The expression of P2X3 and P2X4 receptors was reduced when NPC neurosphere cultures from the embryonic rat telencephalon were induced to differentiate into neurons (Schwindt et al., 2011). These results agree with those obtained with the P19 embryonic cell line, used as in vitro model of neuroectodermal differentiation, in which down-regulation of P2X4 receptor expression and activity occurred along the progress of neurogenesis (reviewed by Burnstock and Ulrich 2011). Furthermore, upregulated P2X4 expression in human embryonic stem cell-derived NPCs significantly diminished when the cells differentiated into neurons (Young et al., 2011). Functional co-expression of P2X4 and P2X7 receptors was observed at adult NPCs of the mouse SVZ; ivermectin, a positive allosteric modulator of P2X4 receptors; potentiated the current responses induced by the ATP structural analogue dibenzoyl-ATP and this effect was abolished by 5-(3-bromophenyl)-1,3-dihydro-2H-benzofuro[3,2-e]-1,4-diazepin-2-one (5-BDBD), a negative allosteric modulator of this receptor type (Messemer et al., 2013b).

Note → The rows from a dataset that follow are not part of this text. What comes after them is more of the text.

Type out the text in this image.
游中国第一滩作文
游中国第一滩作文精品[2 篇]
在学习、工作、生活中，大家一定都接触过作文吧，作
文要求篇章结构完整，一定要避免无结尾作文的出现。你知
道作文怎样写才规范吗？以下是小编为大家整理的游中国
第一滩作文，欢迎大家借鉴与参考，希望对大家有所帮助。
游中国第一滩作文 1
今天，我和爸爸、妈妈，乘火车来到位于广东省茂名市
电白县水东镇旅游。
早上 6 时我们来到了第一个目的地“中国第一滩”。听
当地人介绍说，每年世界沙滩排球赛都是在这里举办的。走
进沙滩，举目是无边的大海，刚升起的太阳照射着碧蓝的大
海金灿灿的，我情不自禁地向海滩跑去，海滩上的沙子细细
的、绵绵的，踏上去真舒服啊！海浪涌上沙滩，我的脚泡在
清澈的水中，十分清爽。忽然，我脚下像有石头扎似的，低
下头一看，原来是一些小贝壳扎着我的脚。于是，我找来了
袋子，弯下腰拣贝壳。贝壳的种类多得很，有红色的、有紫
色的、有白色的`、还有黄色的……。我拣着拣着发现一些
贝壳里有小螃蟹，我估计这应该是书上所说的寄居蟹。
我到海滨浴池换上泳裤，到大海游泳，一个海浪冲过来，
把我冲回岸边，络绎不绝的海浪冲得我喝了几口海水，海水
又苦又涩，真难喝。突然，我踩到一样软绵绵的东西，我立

P2X3 receptor expression has also been detected in human embryonic stem cell-derived neural progenitors, supposed to contribute to the plasticity of calcium signaling. Such as reviewed in detail by Glaser et al. (2013), during neuronal development P2X receptors trigger intracellular calcium transients with higher amplitudes when compared to calcium transients promoted by P2Y receptors. The process of neurogenesis and neuronal phenotype determination, i.e. neurotransmitter specification, is coded by calcium wave and spike signaling (reviewed by Glaser et al., 2013).

In summary, the here demonstrated examples point to the importance of P2X receptor-mediated signaling in promoting differentiation of neural stem and progenitor cells. Among the discussed subtypes, the P2X7 receptor appears to possess crucial functions in the decision, whether a NPC is going to proliferate, differentiate or die because of necrosis/apoptosis. Further studies should focus on the mechanisms underlying such divergent actions, which could be the expression of different P2X7 isotypes (Sperlágh and Illes, 2014), such as observed during differentiation of mouse embryonic stem cells (Glaser et al., 2014) and/or extra- and intracellular cues affecting P2X7 receptor downstream-signaling. The evidence concerning the involvement of other P2X receptor subtypes than the P2X7 one is only circumstantial, because usually correlations between their expression in progenitor cells - as measured by quantitative PCR or immunohistochemistry - and neuronal differentiation, rather than the direct effects of subtype selective agonists or antagonists were determined.